# Double smoked ham



## halo1 (Oct 4, 2007)

Had to work easter so craving some ham. Following Malcolm reeds double smoked ham with raspberry chipotle glaze video recipe. Wanted a bigger bone in ham but Publix was out


----------



## halo1 (Oct 4, 2007)




----------



## specktackler57 (May 15, 2011)

Hell yeah.


----------



## halo1 (Oct 4, 2007)

Official verdict. The blues hog raspberry sauce glaze was good. Wife loved it. I thought it was good not great but she loves raspberry’s and it’s very sweet and raspberry flavored. The ham itself sucked. Very dry . It was a aprox 3 pd boneless Smoked Kentucky legend ham from Publix.was smoked aka reheated aprox an hour at 275 until internal was around 145 ish. The garlic mashed taters and green bean casserole saved the meal. Had to make a bowl to somehow get moisture in the ham🤣would only use the raspberry sauce on thicker cuts like ham or pork chops as it’s intense raspberry sweet flavor but would recommend


----------



## Boat-Dude (Sep 24, 2011)




----------



## etrade92 (Jul 30, 2015)

Love me a good double smoked ham. We do them quiet often as Pork is king in our household. Sorry it didn’t turn out great. The glaze looks interesting !

I’ll gladly die on this hill but Publix’s meat departments suck big cojones.

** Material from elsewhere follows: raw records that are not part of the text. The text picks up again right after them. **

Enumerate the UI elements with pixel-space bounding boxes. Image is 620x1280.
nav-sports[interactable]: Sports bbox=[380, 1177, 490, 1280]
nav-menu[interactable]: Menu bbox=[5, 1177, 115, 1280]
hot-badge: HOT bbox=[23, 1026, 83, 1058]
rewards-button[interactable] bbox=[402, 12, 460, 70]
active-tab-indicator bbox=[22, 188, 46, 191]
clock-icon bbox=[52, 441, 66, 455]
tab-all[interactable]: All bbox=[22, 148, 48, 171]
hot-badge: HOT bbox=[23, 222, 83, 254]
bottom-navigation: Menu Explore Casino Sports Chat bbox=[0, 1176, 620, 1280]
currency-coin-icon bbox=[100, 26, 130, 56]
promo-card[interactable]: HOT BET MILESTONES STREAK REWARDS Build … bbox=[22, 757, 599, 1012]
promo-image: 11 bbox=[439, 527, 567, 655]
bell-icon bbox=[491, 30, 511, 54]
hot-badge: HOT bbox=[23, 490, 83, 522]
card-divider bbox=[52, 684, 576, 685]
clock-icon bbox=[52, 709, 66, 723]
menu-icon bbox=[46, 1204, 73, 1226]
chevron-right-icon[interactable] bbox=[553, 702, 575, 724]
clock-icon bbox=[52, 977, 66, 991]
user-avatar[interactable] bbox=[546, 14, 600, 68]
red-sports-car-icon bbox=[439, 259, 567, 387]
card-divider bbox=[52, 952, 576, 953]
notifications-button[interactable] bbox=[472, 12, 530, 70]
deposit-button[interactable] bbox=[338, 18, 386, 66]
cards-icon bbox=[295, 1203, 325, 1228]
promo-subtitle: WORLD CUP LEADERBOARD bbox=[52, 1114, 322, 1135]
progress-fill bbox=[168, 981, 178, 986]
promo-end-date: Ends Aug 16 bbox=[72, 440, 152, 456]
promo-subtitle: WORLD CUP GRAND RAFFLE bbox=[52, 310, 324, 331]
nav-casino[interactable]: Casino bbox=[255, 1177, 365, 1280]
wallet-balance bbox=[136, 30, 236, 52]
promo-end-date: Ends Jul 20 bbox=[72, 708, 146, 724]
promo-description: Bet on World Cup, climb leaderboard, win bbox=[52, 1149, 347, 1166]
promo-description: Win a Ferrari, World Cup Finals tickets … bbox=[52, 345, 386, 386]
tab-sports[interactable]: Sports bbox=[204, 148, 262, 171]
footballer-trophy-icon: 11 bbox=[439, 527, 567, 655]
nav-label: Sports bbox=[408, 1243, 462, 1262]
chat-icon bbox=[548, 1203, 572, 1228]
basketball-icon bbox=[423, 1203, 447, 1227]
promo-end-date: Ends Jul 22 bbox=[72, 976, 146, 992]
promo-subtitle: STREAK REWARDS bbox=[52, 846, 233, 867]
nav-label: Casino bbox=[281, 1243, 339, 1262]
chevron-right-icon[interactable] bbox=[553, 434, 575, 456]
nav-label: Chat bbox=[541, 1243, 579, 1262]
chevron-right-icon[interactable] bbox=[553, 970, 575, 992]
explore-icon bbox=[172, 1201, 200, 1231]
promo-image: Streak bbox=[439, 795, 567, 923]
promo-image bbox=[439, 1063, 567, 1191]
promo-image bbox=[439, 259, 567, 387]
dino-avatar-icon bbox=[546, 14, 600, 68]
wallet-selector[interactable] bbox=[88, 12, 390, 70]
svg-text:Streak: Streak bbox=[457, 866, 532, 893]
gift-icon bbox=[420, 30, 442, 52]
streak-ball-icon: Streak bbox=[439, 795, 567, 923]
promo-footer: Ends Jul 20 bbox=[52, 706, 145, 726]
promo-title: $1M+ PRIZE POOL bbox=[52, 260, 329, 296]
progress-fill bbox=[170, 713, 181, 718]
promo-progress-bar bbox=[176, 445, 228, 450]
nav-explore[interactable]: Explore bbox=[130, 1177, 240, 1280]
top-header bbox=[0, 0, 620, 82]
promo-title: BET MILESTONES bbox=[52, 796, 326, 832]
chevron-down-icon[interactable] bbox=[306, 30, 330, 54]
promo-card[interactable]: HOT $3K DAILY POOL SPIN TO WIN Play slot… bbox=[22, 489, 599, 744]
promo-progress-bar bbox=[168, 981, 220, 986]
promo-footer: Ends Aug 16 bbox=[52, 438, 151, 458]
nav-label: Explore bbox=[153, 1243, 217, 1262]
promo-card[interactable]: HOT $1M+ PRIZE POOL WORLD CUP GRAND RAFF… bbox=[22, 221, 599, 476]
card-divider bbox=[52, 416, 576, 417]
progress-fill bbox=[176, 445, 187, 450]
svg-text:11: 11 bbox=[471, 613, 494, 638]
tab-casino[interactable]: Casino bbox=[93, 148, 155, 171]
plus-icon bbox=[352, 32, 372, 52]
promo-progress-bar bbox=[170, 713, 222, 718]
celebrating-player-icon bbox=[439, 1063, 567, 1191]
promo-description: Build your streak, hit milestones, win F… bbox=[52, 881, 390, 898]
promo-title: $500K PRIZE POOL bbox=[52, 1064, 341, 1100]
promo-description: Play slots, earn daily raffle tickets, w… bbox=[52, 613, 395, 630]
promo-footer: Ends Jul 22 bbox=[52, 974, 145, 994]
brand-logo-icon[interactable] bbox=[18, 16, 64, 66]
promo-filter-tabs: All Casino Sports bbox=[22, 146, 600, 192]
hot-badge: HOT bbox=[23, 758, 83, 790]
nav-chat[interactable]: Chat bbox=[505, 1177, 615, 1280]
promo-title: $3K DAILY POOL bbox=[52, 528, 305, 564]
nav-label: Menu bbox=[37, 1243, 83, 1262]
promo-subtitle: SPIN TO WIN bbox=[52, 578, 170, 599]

I’ve even politely told some of the butchers and they don’t disagree.


----------



## Mac1528 (Mar 24, 2012)

DANG!!! RASPBERRY CHIPOTLE, I almost creamed my jeans hearing that.... can't wait for the store to open so I can getsumodat! 

Sent from my moto e5 supra using Tapatalk


----------



## jack2 (Mar 19, 2010)

nice countertop.
jack


----------